Ah, Rev, why did you leave me, me and your trees.
They're still here, growing for you,
refusing to drink my water.
It's full of alcohol, they say.


16 Hungry


Really, though, I need to get a job.
And I will, it's just a matter of time.
More days like today: 8a-4p in
front of the computer. Searching, writing,
sending will have to yield something. So now
I'm sitting in my La-z-Boy recliner,
writing and drinking, the fan is blowing on me—
all I'll read anymore is declared fiction; the
rest is just bullshit and subjective propaganda—
and I'm in my denim-colored boxes that La Rev
bought for me though I reimbursed her and
also I'm wearing sky blue sox from the Gap
and reading glasses and I'm a little warm and
I could use a shave and I'm g-d dehydrated—
after just one stiff drink I'm pathetic about that—
so I'll go out and see if I can't scrounge up
some water at least I'm not hungry.


15 Muse


Well, I still want to be a writer but, God, I'm not actually going to say that to anyone, anymore. What kind of fool do you think I am? We'll just keep it between you and me, La Rev.
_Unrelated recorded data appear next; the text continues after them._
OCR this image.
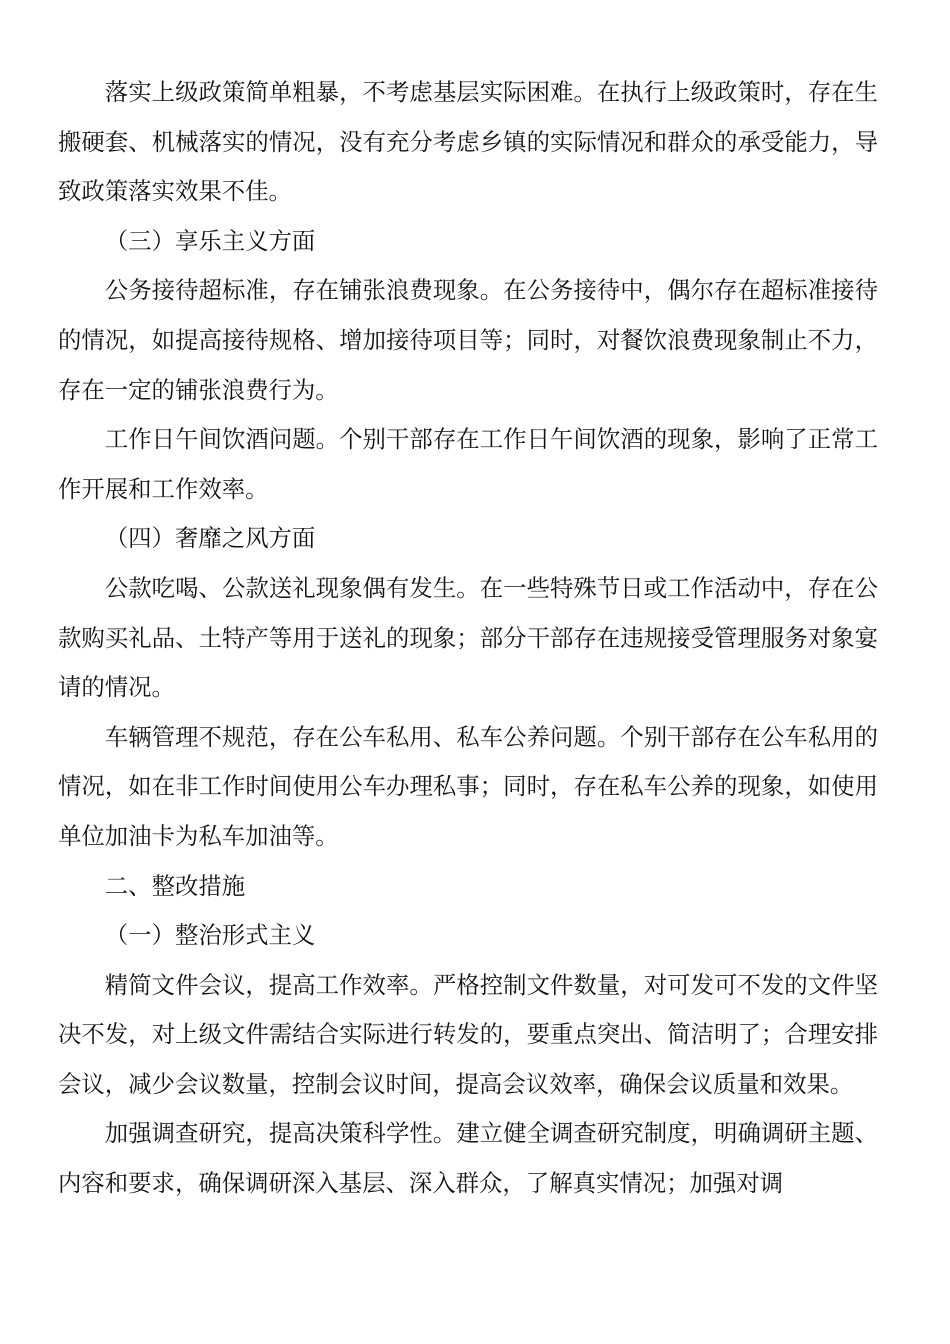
落实上级政策简单粗暴，不考虑基层实际困难。在执行上级政策时，存在生搬硬套、机械落实的情况，没有充分考虑乡镇的实际情况和群众的承受能力，导致政策落实效果不佳。

（三）享乐主义方面

公务接待超标准，存在铺张浪费现象。在公务接待中，偶尔存在超标准接待的情况，如提高接待规格、增加接待项目等；同时，对餐饮浪费现象制止不力，存在一定的铺张浪费行为。

工作日午间饮酒问题。个别干部存在工作日午间饮酒的现象，影响了正常工作开展和工作效率。

（四）奢靡之风方面

公款吃喝、公款送礼现象偶有发生。在一些特殊节日或工作活动中，存在公款购买礼品、土特产等用于送礼的现象；部分干部存在违规接受管理服务对象宴请的情况。

车辆管理不规范，存在公车私用、私车公养问题。个别干部存在公车私用的情况，如在非工作时间使用公车办理私事；同时，存在私车公养的现象，如使用单位加油卡为私车加油等。

二、整改措施

（一）整治形式主义

精简文件会议，提高工作效率。严格控制文件数量，对可发可不发的文件坚决不发，对上级文件需结合实际进行转发的，要重点突出、简洁明了；合理安排会议，减少会议数量，控制会议时间，提高会议效率，确保会议质量和效果。

加强调查研究，提高决策科学性。建立健全调查研究制度，明确调研主题、内容和要求，确保调研深入基层、深入群众，了解真实情况；加强对调
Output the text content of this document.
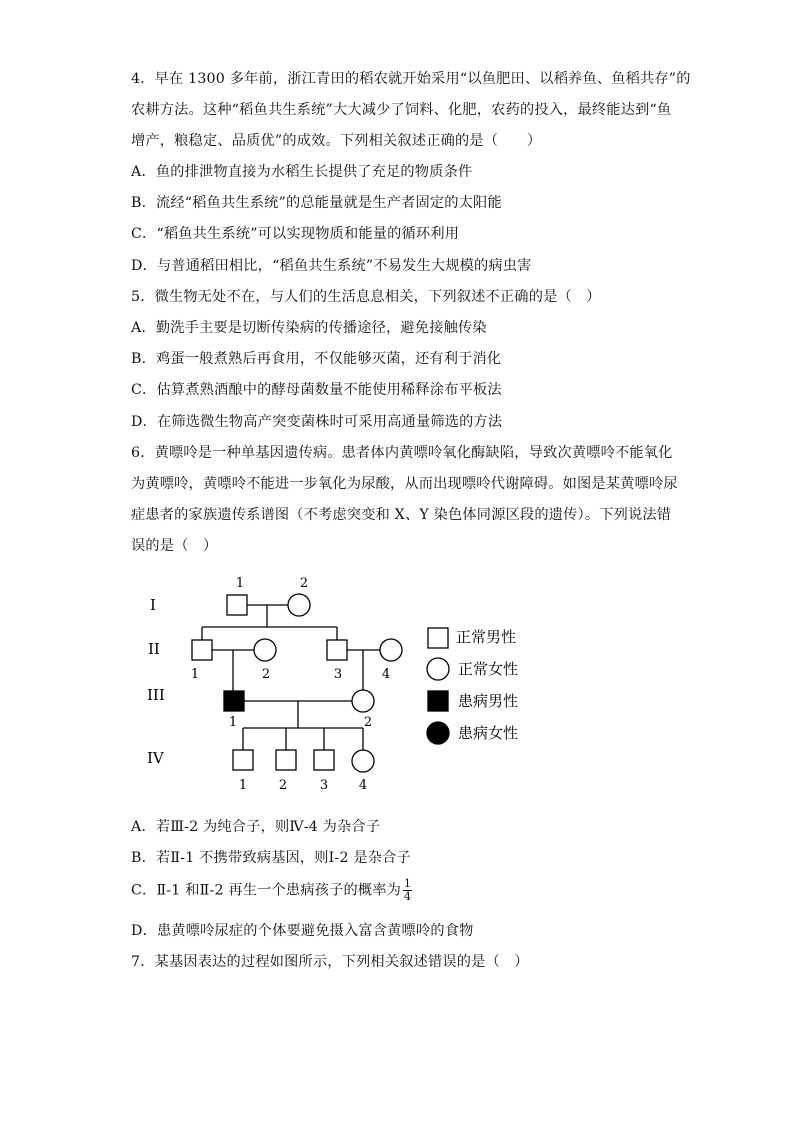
4．早在 1300 多年前，浙江青田的稻农就开始采用“以鱼肥田、以稻养鱼、鱼稻共存”的
农耕方法。这种“稻鱼共生系统”大大减少了饲料、化肥，农药的投入，最终能达到“鱼
增产，粮稳定、品质优”的成效。下列相关叙述正确的是（　　）
A．鱼的排泄物直接为水稻生长提供了充足的物质条件
B．流经“稻鱼共生系统”的总能量就是生产者固定的太阳能
C．“稻鱼共生系统”可以实现物质和能量的循环利用
D．与普通稻田相比，“稻鱼共生系统”不易发生大规模的病虫害
5．微生物无处不在，与人们的生活息息相关，下列叙述不正确的是（　）
A．勤洗手主要是切断传染病的传播途径，避免接触传染
B．鸡蛋一般煮熟后再食用，不仅能够灭菌，还有利于消化
C．估算煮熟酒酿中的酵母菌数量不能使用稀释涂布平板法
D．在筛选微生物高产突变菌株时可采用高通量筛选的方法
6．黄嘌呤是一种单基因遗传病。患者体内黄嘌呤氧化酶缺陷，导致次黄嘌呤不能氧化
为黄嘌呤，黄嘌呤不能进一步氧化为尿酸，从而出现嘌呤代谢障碍。如图是某黄嘌呤尿
症患者的家族遗传系谱图（不考虑突变和 X、Y 染色体同源区段的遗传）。下列说法错
误的是（　）
I
II
III
IV
1	2
1	2	3	4
1	2
1 2	3 4
正常男性
正常女性
患病男性
患病女性
A．若Ⅲ-2 为纯合子，则Ⅳ-4 为杂合子
B．若Ⅱ-1 不携带致病基因，则Ⅰ-2 是杂合子
C．Ⅱ-1 和Ⅱ-2 再生一个患病孩子的概率为 $\frac{1}{4}$
D．患黄嘌呤尿症的个体要避免摄入富含黄嘌呤的食物
7．某基因表达的过程如图所示，下列相关叙述错误的是（　）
Ah, Rev, you're my favorite muse.


14 Cough


You have a bad cough but the only time you feel good is
when you are coughing really hard; you feel really bad
but the only time you feel good is when you are feeling
really bad


13 The Cynic's Assessment of the American Dream


A Joke

—How do you live forever?

—Tell people you want to die when you grow up.


11 Self


To my prevailing self: Let me Out!
Sometimes with drugs you touch it, feel it—
me—yes, there you are, slippery little bastard of brain.
You are buried so deep. How did you get so deep,
where no one else has been, not anyone else,
not even you. People think you're going nuts
but dammit you just want to be yourself and—
isn't that what sanity is all about. Let me be!


10 Depression


depression—knowing what's wrong but feeling like you can't do anything to fix it

He says, "It's there in front of you—why don't you just change?"
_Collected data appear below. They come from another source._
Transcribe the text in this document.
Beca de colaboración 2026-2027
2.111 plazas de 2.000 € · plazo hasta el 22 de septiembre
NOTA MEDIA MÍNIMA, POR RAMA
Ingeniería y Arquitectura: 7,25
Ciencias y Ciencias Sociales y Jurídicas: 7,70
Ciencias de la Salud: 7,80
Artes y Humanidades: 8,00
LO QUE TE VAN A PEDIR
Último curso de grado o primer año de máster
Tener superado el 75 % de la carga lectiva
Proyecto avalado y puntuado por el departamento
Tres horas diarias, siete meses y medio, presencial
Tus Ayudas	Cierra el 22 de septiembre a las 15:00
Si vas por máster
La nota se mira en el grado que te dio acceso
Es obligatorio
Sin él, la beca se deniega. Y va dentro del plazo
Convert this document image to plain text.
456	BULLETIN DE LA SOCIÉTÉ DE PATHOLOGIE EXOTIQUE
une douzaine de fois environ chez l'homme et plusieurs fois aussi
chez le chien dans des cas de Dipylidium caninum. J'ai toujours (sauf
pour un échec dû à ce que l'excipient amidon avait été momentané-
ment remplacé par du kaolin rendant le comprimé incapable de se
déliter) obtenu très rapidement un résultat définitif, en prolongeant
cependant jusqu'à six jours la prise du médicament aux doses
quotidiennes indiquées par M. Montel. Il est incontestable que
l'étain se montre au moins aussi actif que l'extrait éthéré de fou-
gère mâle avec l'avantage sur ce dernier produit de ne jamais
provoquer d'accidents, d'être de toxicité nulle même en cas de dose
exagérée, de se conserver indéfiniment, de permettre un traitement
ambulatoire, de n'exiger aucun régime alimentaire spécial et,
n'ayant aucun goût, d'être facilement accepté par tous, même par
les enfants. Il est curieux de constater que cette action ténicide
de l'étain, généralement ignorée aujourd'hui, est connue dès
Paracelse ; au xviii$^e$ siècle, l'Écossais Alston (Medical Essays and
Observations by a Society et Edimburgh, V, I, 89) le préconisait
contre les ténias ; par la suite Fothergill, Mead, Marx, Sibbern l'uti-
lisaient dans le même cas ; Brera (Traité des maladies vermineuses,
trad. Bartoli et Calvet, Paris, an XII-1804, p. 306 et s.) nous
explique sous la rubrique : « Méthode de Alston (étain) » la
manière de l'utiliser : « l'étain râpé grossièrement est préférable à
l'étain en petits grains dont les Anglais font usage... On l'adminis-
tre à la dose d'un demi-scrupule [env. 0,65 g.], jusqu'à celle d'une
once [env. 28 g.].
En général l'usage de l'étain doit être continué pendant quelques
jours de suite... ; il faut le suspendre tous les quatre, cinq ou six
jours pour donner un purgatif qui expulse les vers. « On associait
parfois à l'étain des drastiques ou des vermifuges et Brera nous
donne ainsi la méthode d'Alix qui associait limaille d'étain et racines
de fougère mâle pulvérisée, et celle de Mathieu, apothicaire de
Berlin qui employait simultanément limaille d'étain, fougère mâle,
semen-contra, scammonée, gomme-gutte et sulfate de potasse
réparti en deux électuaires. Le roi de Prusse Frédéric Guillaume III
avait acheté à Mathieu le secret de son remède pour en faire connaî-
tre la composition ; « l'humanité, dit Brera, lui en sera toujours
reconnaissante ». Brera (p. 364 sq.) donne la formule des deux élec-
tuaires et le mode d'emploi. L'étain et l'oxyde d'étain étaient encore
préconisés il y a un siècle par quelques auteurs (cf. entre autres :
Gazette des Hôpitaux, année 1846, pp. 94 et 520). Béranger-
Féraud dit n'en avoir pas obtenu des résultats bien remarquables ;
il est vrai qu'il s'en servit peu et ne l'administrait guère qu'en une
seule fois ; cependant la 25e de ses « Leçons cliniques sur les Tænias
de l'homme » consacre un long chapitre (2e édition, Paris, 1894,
I say, "Because I fucking can't you fucking asshole. Don't you get it?"


9 Be Aggressive


It's like, I know how I wish I could be. But I just can't be that way. I can't be aggressive; speak up. To myself I say what I want to say, communicated in a complete absence of body language. It's right there, so obvious,

the universe of me doing that—speaking up, being myself, getting aggressive—
it exists somewhere. But not here and that's when—that's when you start to think that suicide might be a very viable option.


8 Baptism


They put Galileo away for believing Copernicus who believed in the Sun, even more than the Sun. They could put me away for believing in you, La Rev. Ah, Rev, you're a church with the highest steeples. Your water is beyond holy. You baptized all of me when you kissed my forehead. I felt my whole body go under. I shocked the ocean and killed all its fish.
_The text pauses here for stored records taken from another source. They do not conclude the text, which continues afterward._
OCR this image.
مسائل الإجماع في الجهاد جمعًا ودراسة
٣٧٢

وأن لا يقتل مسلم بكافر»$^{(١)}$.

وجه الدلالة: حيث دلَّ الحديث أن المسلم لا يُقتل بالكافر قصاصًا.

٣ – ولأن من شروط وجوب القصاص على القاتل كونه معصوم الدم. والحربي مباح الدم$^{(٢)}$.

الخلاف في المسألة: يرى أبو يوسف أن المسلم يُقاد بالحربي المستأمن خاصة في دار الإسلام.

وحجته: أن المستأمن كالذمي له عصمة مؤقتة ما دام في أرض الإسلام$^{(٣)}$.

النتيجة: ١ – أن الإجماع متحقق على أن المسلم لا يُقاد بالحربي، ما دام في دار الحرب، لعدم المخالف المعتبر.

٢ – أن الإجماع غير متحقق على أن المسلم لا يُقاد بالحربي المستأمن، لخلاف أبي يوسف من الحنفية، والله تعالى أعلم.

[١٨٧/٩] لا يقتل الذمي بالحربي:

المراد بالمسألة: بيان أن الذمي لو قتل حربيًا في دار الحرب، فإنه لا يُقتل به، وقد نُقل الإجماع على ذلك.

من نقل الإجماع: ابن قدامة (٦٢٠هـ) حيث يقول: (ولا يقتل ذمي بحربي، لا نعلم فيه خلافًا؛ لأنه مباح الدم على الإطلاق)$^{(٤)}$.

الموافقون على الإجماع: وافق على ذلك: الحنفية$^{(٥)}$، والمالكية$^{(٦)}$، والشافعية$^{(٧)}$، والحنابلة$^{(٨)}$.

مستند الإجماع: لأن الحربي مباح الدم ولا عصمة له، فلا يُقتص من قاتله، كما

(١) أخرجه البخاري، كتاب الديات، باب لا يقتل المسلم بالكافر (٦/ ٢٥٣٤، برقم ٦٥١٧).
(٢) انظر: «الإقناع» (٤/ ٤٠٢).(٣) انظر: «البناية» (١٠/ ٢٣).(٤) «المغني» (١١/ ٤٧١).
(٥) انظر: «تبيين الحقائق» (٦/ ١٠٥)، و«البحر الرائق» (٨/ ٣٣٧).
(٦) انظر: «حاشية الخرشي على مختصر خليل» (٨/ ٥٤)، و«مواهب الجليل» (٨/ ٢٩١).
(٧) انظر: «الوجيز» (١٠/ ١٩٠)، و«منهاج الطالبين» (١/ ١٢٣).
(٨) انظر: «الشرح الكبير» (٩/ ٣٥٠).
But you brought them back. You invented air conditioning but I'm still hot. Kiss my forehead again. My love grows for you like the inverse of a tumor. I know no malady that I know you. I'll follow you, La Rev, in your celestial orbit, in your quest for the rest of space. Ah, Rev, you take me beyond the Space Station, you take me far beyond Jupiter, you take me where only comets will go. To Jupiter and beyond.


7 Airplane


You worried about me, didn't you? You didn't want the worry. You didn't like imagining me having to undergo a heart attack. You tried to take your worry to the bank, but they wouldn't cash it. They are smart those moneychangers, you said in exasperation.

But you brought me back, didn't you, La Rev? You strapped me to the hood of your car. You made me aerodynamic. Like an arrow, like a rocket. Like an airplane composed of skin and bone. I flew, La Rev. Ah, Rev, put on that skirt I like so much. I heard about this new tree, growing up on the bluffs. Up where the eagle screams, where the grass grows tall and almost touches the sun.


6 Cool Love


I knew, like, what it was. And, I knew, like, the symptoms. My heart beat is off. It's beating in another time zone. I've canceled all my magazine subscriptions. I'm living now, baby. The door is open. I hacked my AC to pieces. Feel the breeze?